Get Started with Stagehand

Stagehand is an AI-powered web browsing framework that enables intelligent browser automation through natural language. By integrating Cerebras models, you can leverage ultra-fast inference for web scraping, form filling, automated testing, and complex multi-step workflows that feel responsive and natural.

Prerequisites

Before you begin, ensure you have:

Cerebras API Key - Get a free API key here
Browserbase Account - Visit Browserbase and create an account to get your API key and Project ID
Node.js 20 or higher - Stagehand requires a modern Node.js environment

Stagehand works best with fast inference providers like Cerebras. The ultra-low latency of Cerebras models (gpt-oss-120b, llama3.1-8b) enables near-instantaneous browser control decisions, making your automation agents significantly more responsive than traditional approaches.

Configure Stagehand with Cerebras

Create a new Stagehand project

The fastest way to get started is using the official Stagehand project creator, which sets up everything you need including dependencies:

npx create-browser-app@latest

Then follow the setup instructions:

cd my-stagehand-app
npm install
cp .env.example .env

The project template already includes zod and dotenv as dependencies—no need to install them separately.

Configure environment variables

Edit your .env file with your API credentials. You’ll need both Cerebras and Browserbase credentials to enable AI-powered browser automation:

BROWSERBASE_PROJECT_ID=your-browserbase-project-id-here
BROWSERBASE_API_KEY=your-browserbase-api-key-here
CEREBRAS_API_KEY=your-cerebras-api-key-here

You can find your Browserbase API Key and Project ID in the Browserbase Dashboard under the Overview section.

Extract structured data from Hacker News

Let’s start with a practical example—extracting the top stories from Hacker News. This demonstrates how Stagehand can intelligently parse and structure real web content:

import 'dotenv/config';
import { Stagehand } from "@browserbasehq/stagehand";
import { z } from "zod/v3";

(async () => {
  try {
    const stagehand = new Stagehand({
      env: "BROWSERBASE",
      model: {
        modelName: "cerebras/gpt-oss-120b",
        apiKey: process.env.CEREBRAS_API_KEY,
      }
    });

    await stagehand.init();
    const page = stagehand.context.pages()[0];

    await page.goto("https://news.ycombinator.com");

    const result = await stagehand.extract(
      "Extract the top 5 stories with their titles and points",
      z.object({
        stories: z.array(z.object({
          title: z.string(),
          points: z.number(),
        })),
      })
    );

    console.log("Top Hacker News stories:", result.stories);
    await stagehand.close();
  } catch (error) {
    console.error("Error:", error);
    process.exit(1);
  }
})();

We’re using Cerebras’s gpt-oss-120b model here, which excels at structured data extraction tasks due to its strong reasoning capabilities and fast inference speed.

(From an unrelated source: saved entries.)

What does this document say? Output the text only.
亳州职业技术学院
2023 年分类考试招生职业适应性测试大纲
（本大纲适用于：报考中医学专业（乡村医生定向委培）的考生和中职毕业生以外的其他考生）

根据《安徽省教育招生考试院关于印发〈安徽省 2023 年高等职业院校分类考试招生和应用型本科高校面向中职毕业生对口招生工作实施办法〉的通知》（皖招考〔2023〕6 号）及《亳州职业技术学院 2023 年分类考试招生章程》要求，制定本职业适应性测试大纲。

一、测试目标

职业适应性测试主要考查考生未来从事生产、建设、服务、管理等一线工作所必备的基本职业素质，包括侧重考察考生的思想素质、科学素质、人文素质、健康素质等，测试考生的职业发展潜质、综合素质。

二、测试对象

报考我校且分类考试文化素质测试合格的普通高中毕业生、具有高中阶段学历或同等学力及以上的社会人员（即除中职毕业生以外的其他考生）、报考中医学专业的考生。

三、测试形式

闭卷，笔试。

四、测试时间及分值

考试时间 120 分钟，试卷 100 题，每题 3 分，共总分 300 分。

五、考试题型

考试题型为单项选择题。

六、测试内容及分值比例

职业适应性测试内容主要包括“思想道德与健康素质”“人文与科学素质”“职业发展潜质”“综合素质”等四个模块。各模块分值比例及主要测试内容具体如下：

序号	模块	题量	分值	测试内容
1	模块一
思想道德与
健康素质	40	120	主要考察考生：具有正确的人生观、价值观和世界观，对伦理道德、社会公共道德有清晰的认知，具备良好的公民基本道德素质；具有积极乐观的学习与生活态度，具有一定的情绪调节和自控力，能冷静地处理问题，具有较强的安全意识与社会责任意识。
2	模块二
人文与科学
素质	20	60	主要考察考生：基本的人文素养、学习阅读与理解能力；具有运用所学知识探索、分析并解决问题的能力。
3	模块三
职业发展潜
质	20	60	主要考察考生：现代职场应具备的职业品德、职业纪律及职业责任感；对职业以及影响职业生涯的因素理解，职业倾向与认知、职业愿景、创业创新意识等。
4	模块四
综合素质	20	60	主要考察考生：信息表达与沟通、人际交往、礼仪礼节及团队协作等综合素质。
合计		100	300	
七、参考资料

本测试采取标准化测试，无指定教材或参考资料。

Perform actions with natural language

Now let’s use Stagehand’s act() method to interact with a website. This example searches GitHub for “stagehand browserbase” and extracts results:

import 'dotenv/config';
import { Stagehand } from "@browserbasehq/stagehand";
import { z } from "zod/v3";

(async () => {
  try {
    const stagehand = new Stagehand({
      env: "BROWSERBASE",
      model: {
        modelName: "cerebras/gpt-oss-120b",
        apiKey: process.env.CEREBRAS_API_KEY,
      }
    });

    await stagehand.init();
    const page = stagehand.context.pages()[0];

    await page.goto("https://github.com");

    // Use atomic instructions (best practice for reliable automation)
    await stagehand.act("Click the search button");
    await stagehand.act("Type 'stagehand browserbase' into the search input");
    await stagehand.act("Press Enter to submit the search");

    // Wait for results to load
    await new Promise(resolve => setTimeout(resolve, 2000));

    // Extract search results
    const result = await stagehand.extract(
      "Extract the repository names from the search results",
      z.object({
        repositories: z.array(z.string()),
      })
    );

    console.log("Found repositories:", result.repositories);
    await stagehand.close();
  } catch (error) {
    console.error("Error:", error);
    process.exit(1);
  }
})();

This example demonstrates Stagehand’s act() method—you describe what you want to do in plain English, and Stagehand figures out how to interact with the page. With Cerebras’s gpt-oss-120b model, these decisions happen in milliseconds.

Best Practice: Use atomic, single-step instructions for reliable automation. Instead of “Click the search box and search for X”, break it into: “Click the search button”, “Type X into the input”, “Press Enter”.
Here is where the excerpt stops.